B2B ecommerce sales grew at a healthy clip in 2019. Consider these metrics from the 2020 B2B Manufacturing Report:

  • Last year, the total sales across all sectors of U.S. manufacturers were flat at about $6.02 trillion. In contrast, in 2018, when the U.S. and global economies were still in growth mode, U.S. manufacturing sales grew by nearly 8% to $6.03 trillion.
  • U.S. manufacturers, a segment that includes about 248,599 companies of all sizes, based on figures from the U.S. Department of Commerce, braced for another and more pronounced slowdown in 2020.
  • U.S. total electronic sales, including electronic data interchange, ecommerce sites, log-in portals, marketplaces, e-procurement and related channels such as web-based private networks, grew about 1.4% to about $3.55 trillion.
  • Last year U.S. manufacturer digital sales that took place on ecommerce sites, log-in portals and marketplaces grew at a rapid pace.
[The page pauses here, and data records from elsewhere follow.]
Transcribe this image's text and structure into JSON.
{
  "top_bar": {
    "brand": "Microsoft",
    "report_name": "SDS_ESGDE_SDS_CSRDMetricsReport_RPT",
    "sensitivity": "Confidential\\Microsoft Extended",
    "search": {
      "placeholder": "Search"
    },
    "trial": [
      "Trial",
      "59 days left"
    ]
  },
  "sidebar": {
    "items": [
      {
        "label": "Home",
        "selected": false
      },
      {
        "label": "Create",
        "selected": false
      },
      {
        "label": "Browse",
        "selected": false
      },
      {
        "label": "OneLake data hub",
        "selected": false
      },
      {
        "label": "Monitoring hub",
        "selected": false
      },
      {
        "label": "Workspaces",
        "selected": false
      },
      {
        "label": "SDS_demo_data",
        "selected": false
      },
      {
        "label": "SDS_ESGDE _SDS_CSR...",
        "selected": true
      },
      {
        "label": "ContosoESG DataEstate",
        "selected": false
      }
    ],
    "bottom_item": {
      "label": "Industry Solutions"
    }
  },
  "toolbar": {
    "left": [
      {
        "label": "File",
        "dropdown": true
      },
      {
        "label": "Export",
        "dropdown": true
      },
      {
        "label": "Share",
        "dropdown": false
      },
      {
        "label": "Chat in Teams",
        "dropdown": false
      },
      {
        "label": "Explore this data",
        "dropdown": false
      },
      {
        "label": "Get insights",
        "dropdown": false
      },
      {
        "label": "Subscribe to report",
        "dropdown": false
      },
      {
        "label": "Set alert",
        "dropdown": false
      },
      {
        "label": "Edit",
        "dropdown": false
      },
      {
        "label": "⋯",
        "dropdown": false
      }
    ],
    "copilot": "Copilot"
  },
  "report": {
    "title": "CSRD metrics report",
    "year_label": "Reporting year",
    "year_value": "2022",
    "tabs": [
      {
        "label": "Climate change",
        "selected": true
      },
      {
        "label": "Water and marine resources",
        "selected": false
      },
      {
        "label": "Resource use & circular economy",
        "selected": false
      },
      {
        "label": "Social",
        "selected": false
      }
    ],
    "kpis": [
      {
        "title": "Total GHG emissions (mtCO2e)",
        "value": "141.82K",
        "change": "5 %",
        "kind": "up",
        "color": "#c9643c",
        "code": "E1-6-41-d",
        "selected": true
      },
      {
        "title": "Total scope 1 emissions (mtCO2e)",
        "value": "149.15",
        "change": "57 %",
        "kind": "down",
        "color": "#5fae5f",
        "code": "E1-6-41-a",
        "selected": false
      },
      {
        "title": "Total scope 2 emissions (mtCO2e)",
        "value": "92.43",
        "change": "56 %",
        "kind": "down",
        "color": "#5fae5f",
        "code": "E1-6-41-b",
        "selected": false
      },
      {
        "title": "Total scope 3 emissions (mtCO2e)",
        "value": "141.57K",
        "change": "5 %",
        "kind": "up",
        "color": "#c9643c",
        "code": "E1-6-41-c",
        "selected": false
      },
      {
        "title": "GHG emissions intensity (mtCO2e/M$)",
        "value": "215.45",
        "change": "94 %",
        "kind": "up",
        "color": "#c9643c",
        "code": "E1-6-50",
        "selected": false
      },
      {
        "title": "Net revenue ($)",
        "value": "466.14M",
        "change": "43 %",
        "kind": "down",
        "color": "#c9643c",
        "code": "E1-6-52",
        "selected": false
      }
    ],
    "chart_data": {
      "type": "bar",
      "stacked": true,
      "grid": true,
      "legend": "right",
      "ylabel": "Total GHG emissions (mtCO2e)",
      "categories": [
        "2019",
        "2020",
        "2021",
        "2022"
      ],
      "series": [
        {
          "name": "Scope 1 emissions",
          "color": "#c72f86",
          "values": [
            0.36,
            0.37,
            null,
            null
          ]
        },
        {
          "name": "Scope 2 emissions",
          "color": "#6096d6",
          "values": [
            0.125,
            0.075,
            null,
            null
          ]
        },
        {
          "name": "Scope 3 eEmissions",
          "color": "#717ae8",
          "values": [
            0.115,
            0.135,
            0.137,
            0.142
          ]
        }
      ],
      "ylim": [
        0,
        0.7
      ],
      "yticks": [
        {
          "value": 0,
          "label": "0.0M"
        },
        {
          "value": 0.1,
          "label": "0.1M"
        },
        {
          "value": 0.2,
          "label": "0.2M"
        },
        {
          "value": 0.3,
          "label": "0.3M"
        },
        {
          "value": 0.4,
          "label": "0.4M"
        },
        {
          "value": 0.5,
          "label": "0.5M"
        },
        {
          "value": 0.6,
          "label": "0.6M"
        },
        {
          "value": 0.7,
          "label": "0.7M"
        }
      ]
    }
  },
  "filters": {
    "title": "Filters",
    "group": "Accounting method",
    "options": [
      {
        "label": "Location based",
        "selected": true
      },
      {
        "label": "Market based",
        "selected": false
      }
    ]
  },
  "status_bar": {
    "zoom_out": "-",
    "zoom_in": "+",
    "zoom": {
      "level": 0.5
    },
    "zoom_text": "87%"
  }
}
In 2019, U.S manufacturer B2B ecommerce sales grew by nearly 21% to $430.0 billion. That growth rate is nearly 20 times faster than the growth in total U.S. manufacturing sales.
  • B2B ecommerce in 2019 accounted for about 7.1% of all U.S. manufacturing sales. But ecommerce is the fastest-growing channel for many manufacturers—and emerging as a strategic business priority.

B2B ecommerce will grow in 2020 for U.S. manufacturers. But the big question is, by how much?

Manufacturing B2B ecommerce growth this year will be schizophrenia. Some sectors will grow and others won’t.

But the certainty for U.S. manufacturers is this: The coronavirus will permanently accelerate the pace of B2B ecommerce, creating digital winners and losers in its wake.

The 2020 B2B Manufacturing Report gives all the players a chance to read the scorecard, get into the game in a bigger way—or get left behind.